Courtney was taken by the doctor for trying to help Steve and is lobotomized, turning her into the perfect 50s housewife and making it impossible for Steve to take her with him. It’s all very sad, but I was busy yelling at the screen for him to move it along because at this point all three of the town’s sheriffs are after him.
After one final standoff with poor broken-hearted Bobby, Steve and the random little girl make it out. They’re driving away and things are good but then there are weird parallels to a creepy dream they had both been having the whole movie and, because Steve was looking around the car instead of at the road, they hit a tractor trailer and they both die.
It’s real abrupt.
We cut back to town and one of Steve’s Census Bureau coworkers is rolling up to check in on him and the sheriff meets him as he also pops his tires (seriously… do pot holes do that? Is this how the town collects all of its victims?) and informs him and the audience that Bobby is engaged to his brain-dead love and some other lady had twins, balancing out the deaths that had occurred when Steve fled. The new guy is escorted into town and I presume the whole plot repeats itself because he doesn’t seem like the brain-washed type either.
Thoughts?
Usually I yell at the screen during a movie like this, and I did, but for entirely different reasons than I expected. I was expecting a bid baddie like aliens or an ancient god or… something?
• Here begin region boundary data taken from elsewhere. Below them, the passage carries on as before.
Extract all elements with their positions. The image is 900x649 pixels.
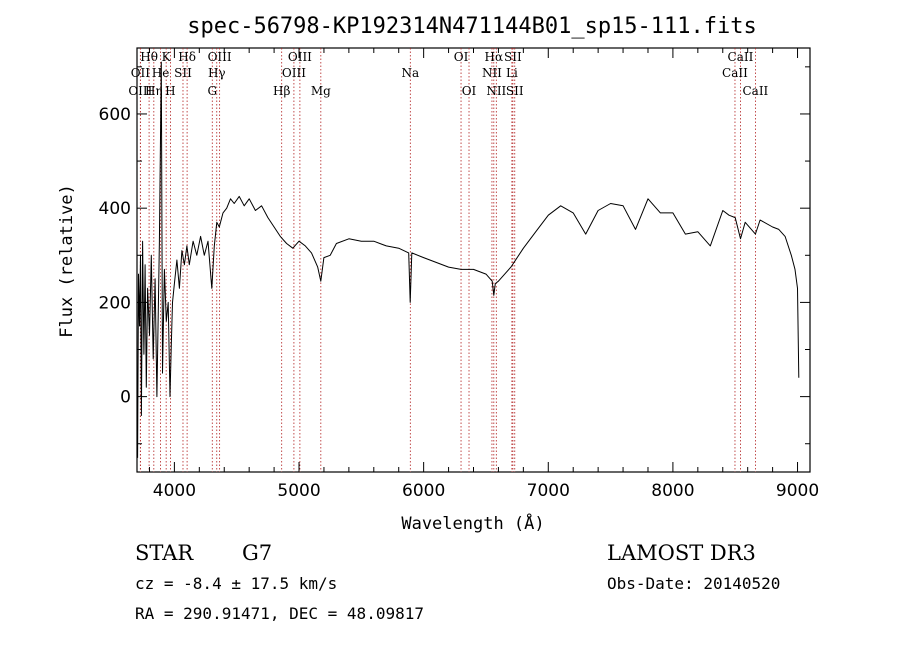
line-label: K — [162, 50, 172, 64]
x-tick-label: 9000 — [776, 481, 819, 501]
x-tick-label: 6000 — [402, 481, 445, 501]
line-label: OI — [462, 84, 477, 98]
redshift-text: cz = -8.4 ± 17.5 km/s — [135, 574, 337, 593]
coordinates: RA = 290.91471, DEC = 48.09817 — [135, 604, 424, 623]
y-tick-label: 600 — [99, 105, 131, 125]
line-label: Hη — [145, 84, 163, 98]
line-label: OI — [454, 50, 469, 64]
line-label: OIII — [288, 50, 312, 64]
line-label: Li — [506, 66, 518, 80]
line-label: SII — [506, 84, 524, 98]
x-tick-label: 8000 — [651, 481, 694, 501]
y-tick-label: 0 — [120, 388, 131, 408]
line-label: OIII — [128, 84, 152, 98]
x-axis-ticks: 4000 5000 6000 7000 8000 9000 — [148, 48, 819, 501]
line-label: OIII — [208, 50, 232, 64]
line-label: H — [165, 84, 175, 98]
x-tick-label: 4000 — [153, 481, 196, 501]
y-tick-label: 400 — [99, 199, 131, 219]
subclass: G7 — [242, 541, 272, 565]
line-label: Hθ — [140, 50, 158, 64]
line-label: Hα — [485, 50, 504, 64]
line-label: Hγ — [208, 66, 226, 80]
line-label: CaII — [728, 50, 754, 64]
y-axis-ticks: 0 200 400 600 — [99, 66, 810, 445]
line-label: Mg — [311, 84, 331, 98]
line-label: Hδ — [178, 50, 196, 64]
spectrum-line — [137, 61, 800, 458]
x-tick-label: 5000 — [277, 481, 320, 501]
line-label: Na — [401, 66, 419, 80]
line-label: NII — [482, 66, 502, 80]
line-label: NII — [486, 84, 506, 98]
object-type: STAR — [135, 541, 194, 565]
line-label: SII — [504, 50, 522, 64]
line-label: Hβ — [273, 84, 290, 98]
x-axis-label: Wavelength (Å) — [401, 512, 544, 534]
line-markers — [139, 48, 756, 472]
info-panel: STAR G7 LAMOST DR3 cz = -8.4 ± 17.5 km/s… — [135, 541, 780, 623]
plot-frame — [136, 47, 811, 473]
x-tick-label: 7000 — [527, 481, 570, 501]
survey-name: LAMOST DR3 — [607, 541, 756, 565]
y-axis-label: Flux (relative) — [57, 184, 77, 338]
obs-date: Obs-Date: 20140520 — [607, 574, 780, 593]
line-label: OII — [131, 66, 151, 80]
line-label: OIII — [282, 66, 306, 80]
y-tick-label: 200 — [99, 293, 131, 313]
line-label: G — [207, 84, 217, 98]
line-label: CaII — [742, 84, 768, 98]
chart-title: spec-56798-KP192314N471144B01_sp15-111.f… — [187, 14, 757, 39]
line-label: He — [152, 66, 170, 80]
line-label: SII — [174, 66, 192, 80]
line-label: CaII — [722, 66, 748, 80]
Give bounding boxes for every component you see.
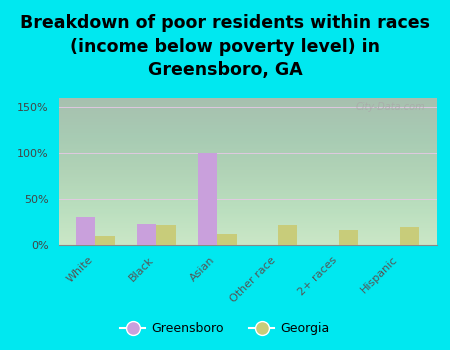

What I got was a mildly unsettling movie that was pretty good at building suspense but was ultimately too long for the plot. We spent A LOT of time in town just establishing that the creepy town is, in fact, creepy. And that’s before the town-approved murder!
Also I always laugh when Netflix tells me there is some “sensuality” in the movie I’m about to watch. Usually it means I’ll see some side-boob while two characters kiss or look longingly at each other from across the room, but we got some full angles in this one so that was unexpected. Although, I guess I was warned so I can’t blame Netflix. I think it could have done without the entire romance angle that it halfheartedly attempted; if the weird love triangle hadn’t been included, I would have rated it higher in the enjoyment category.
If you want Midsommar but more B-movie, less gore, set in North Dakota with only white people, and a main character with a tragic-but-not-too-tragic backstory — it’s the movie for you.
Technical Quality
Just the Vibes
Things I enjoyed this week:
A lot of people do these and I want to practice some gratitude, so here we go. Maintenance Phase, a phenomenal podcast that I’ve been listening to for a few months now. I found it because Michael Hobbes was a co-host for another podcast I love, You’re Wrong about (I highly recommend the McDonald’s Hot Coffee episode, and the entire OJ Simpson saga). A homemade London Fog which for me is earl gray tea, a spoonful of brown sugar, cream, and probably too much vanilla extract. Enchiladas verdes filled with pulled pork from a newly found favorite local Mexican restaurant. This month’s dive bar t-shirt from the Dive Bar Shirt Club happened to be from an Irish pub so it was extremely timely and I appreciate that.